The NJCCIC’s email security solution detected a new LockBit campaign dubbed LockBit Black. This campaign was also reported to the NJCCIC via incident reports and observed by information-sharing and analysis centers. The emails in this campaign contain malicious ZIP attachments and were seen using the same sender email address,
“JennyBrown3422[@]gmail[.]com,” and “Jenny[@]gsd[.]com.”

The ZIP attachment contains a compressed executable payload that, if executed, will encrypt the operating system with LockBit Black ransomware. Observed instances associated with this campaign were accompanied by the Phorpiex (Trik) botnet, which delivered the ransomware payload.

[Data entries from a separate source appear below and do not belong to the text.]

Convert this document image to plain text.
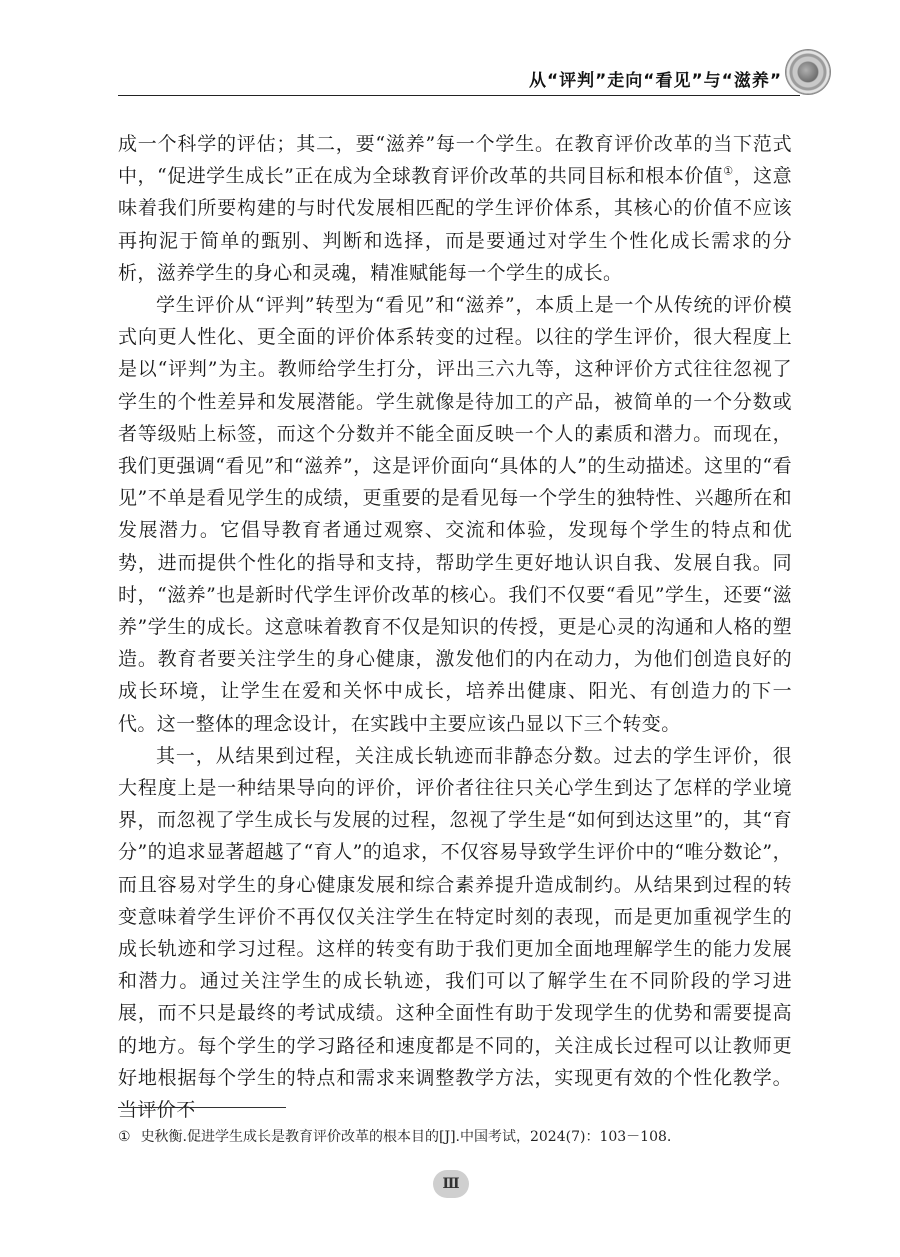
从“评判”走向“看见”与“滋养”

成一个科学的评估；其二，要“滋养”每一个学生。在教育评价改革的当下范式中，“促进学生成长”正在成为全球教育评价改革的共同目标和根本价值①，这意味着我们所要构建的与时代发展相匹配的学生评价体系，其核心的价值不应该再拘泥于简单的甄别、判断和选择，而是要通过对学生个性化成长需求的分析，滋养学生的身心和灵魂，精准赋能每一个学生的成长。

学生评价从“评判”转型为“看见”和“滋养”，本质上是一个从传统的评价模式向更人性化、更全面的评价体系转变的过程。以往的学生评价，很大程度上是以“评判”为主。教师给学生打分，评出三六九等，这种评价方式往往忽视了学生的个性差异和发展潜能。学生就像是待加工的产品，被简单的一个分数或者等级贴上标签，而这个分数并不能全面反映一个人的素质和潜力。而现在，我们更强调“看见”和“滋养”，这是评价面向“具体的人”的生动描述。这里的“看见”不单是看见学生的成绩，更重要的是看见每一个学生的独特性、兴趣所在和发展潜力。它倡导教育者通过观察、交流和体验，发现每个学生的特点和优势，进而提供个性化的指导和支持，帮助学生更好地认识自我、发展自我。同时，“滋养”也是新时代学生评价改革的核心。我们不仅要“看见”学生，还要“滋养”学生的成长。这意味着教育不仅是知识的传授，更是心灵的沟通和人格的塑造。教育者要关注学生的身心健康，激发他们的内在动力，为他们创造良好的成长环境，让学生在爱和关怀中成长，培养出健康、阳光、有创造力的下一代。这一整体的理念设计，在实践中主要应该凸显以下三个转变。

其一，从结果到过程，关注成长轨迹而非静态分数。过去的学生评价，很大程度上是一种结果导向的评价，评价者往往只关心学生到达了怎样的学业境界，而忽视了学生成长与发展的过程，忽视了学生是“如何到达这里”的，其“育分”的追求显著超越了“育人”的追求，不仅容易导致学生评价中的“唯分数论”，而且容易对学生的身心健康发展和综合素养提升造成制约。从结果到过程的转变意味着学生评价不再仅仅关注学生在特定时刻的表现，而是更加重视学生的成长轨迹和学习过程。这样的转变有助于我们更加全面地理解学生的能力发展和潜力。通过关注学生的成长轨迹，我们可以了解学生在不同阶段的学习进展，而不只是最终的考试成绩。这种全面性有助于发现学生的优势和需要提高的地方。每个学生的学习路径和速度都是不同的，关注成长过程可以让教师更好地根据每个学生的特点和需求来调整教学方法，实现更有效的个性化教学。当评价不

① 史秋衡.促进学生成长是教育评价改革的根本目的[J].中国考试，2024(7)：103－108.
Ⅲ
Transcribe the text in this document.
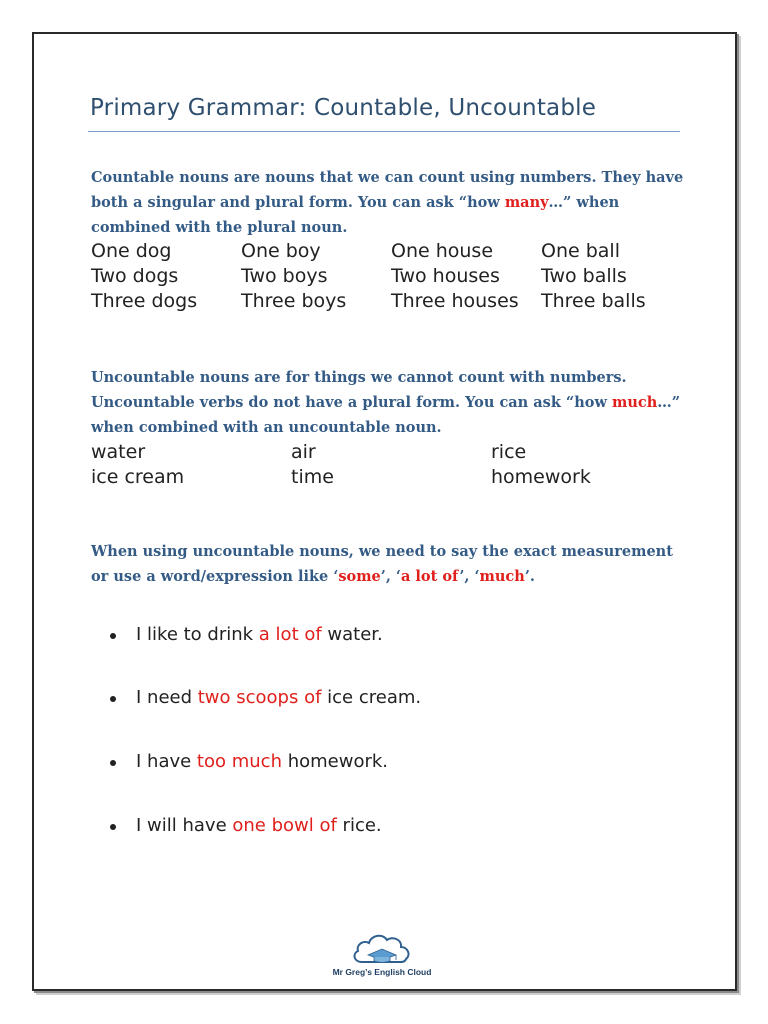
Primary Grammar: Countable, Uncountable
Countable nouns are nouns that we can count using numbers. They have both a singular and plural form. You can ask “how many…” when combined with the plural noun.
One dog
Two dogs
Three dogs
One boy
Two boys
Three boys
One house
Two houses
Three houses
One ball
Two balls
Three balls
Uncountable nouns are for things we cannot count with numbers. Uncountable verbs do not have a plural form. You can ask “how much…” when combined with an uncountable noun.
water
ice cream
air
time
rice
homework
When using uncountable nouns, we need to say the exact measurement or use a word/expression like ‘some’, ‘a lot of’, ‘much’.
I like to drink a lot of water.
I need two scoops of ice cream.
I have too much homework.
I will have one bowl of rice.
Mr Greg’s English Cloud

Over 1,500 unique sending IP addresses were identified, many of which were geolocated to Kazakhstan, Uzbekistan, Iran, Russia, China, and other countries. Identified IPs hosting LockBit executables were 193[.]233[.]132[.]177 and 185[.]215[.]113[.]66. Subject lines included “your document” and “photo of you???”. All associated emails were blocked or quarantined.

Recommendations

• Participate in security awareness training to provide a strong line of defense and identify red flags in potentially malicious communications.
• Use strong, unique passwords and enable multi-factor authentication (MFA) where available, choosing authentication apps or hardware tokens over SMS text-based codes.

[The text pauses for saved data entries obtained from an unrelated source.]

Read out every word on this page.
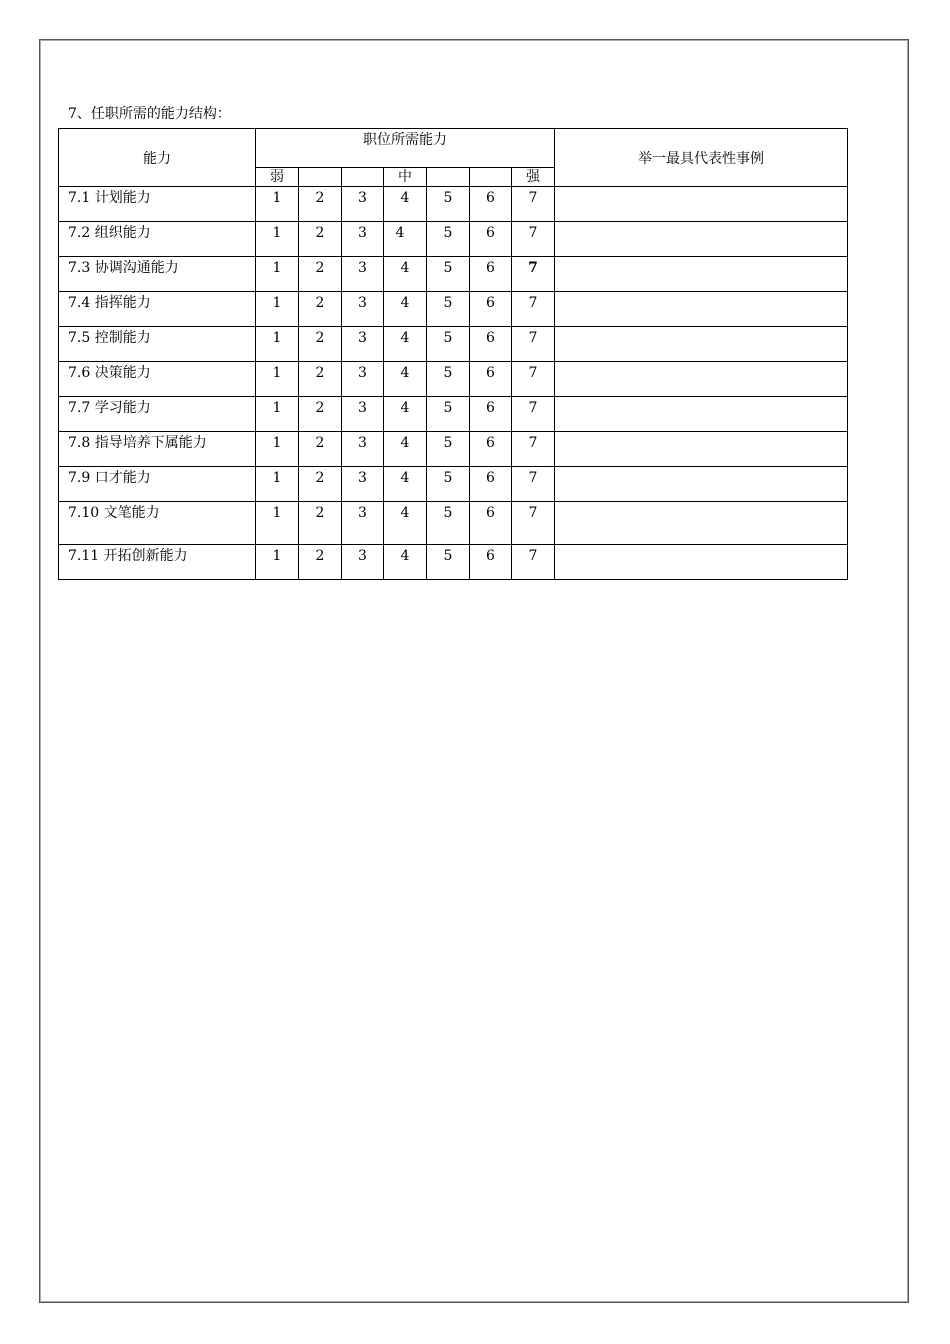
7、任职所需的能力结构：
能力	职位所需能力							举一最具代表性事例
	弱			中			强	
7.1 计划能力	1	2	3	4	5	6	7	
7.2 组织能力	1	2	3	4	5	6	7	
7.3 协调沟通能力	1	2	3	4	5	6	7	
7.4 指挥能力	1	2	3	4	5	6	7	
7.5 控制能力	1	2	3	4	5	6	7	
7.6 决策能力	1	2	3	4	5	6	7	
7.7 学习能力	1	2	3	4	5	6	7	
7.8 指导培养下属能力	1	2	3	4	5	6	7	
7.9 口才能力	1	2	3	4	5	6	7	
7.10 文笔能力	1	2	3	4	5	6	7	
7.11 开拓创新能力	1	2	3	4	5	6	7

• Keep systems up to date and apply patches after appropriate testing.
• Install endpoint security solutions to help protect against malware.
• Utilize monitoring and detection solutions to identify suspicious login attempts and user
  behavior.
• Implement email filtering solutions, such as spam filters, to help block messages. The New Jersey Email Authorization & Authentication Set Up PDF and the Sender Policy Framework – SPF Guide NJCCIC products provide information on establishing DMARC authentication.
• Ransomware mitigation techniques and recommendations are available in the Ransomware: The Current Threat Landscape and the Ransomware: Risk Mitigation Strategies NJCCIC products. Phishing emails and other malicious cyber activity can be reported to the FBI’s IC3 and the NJCCIC.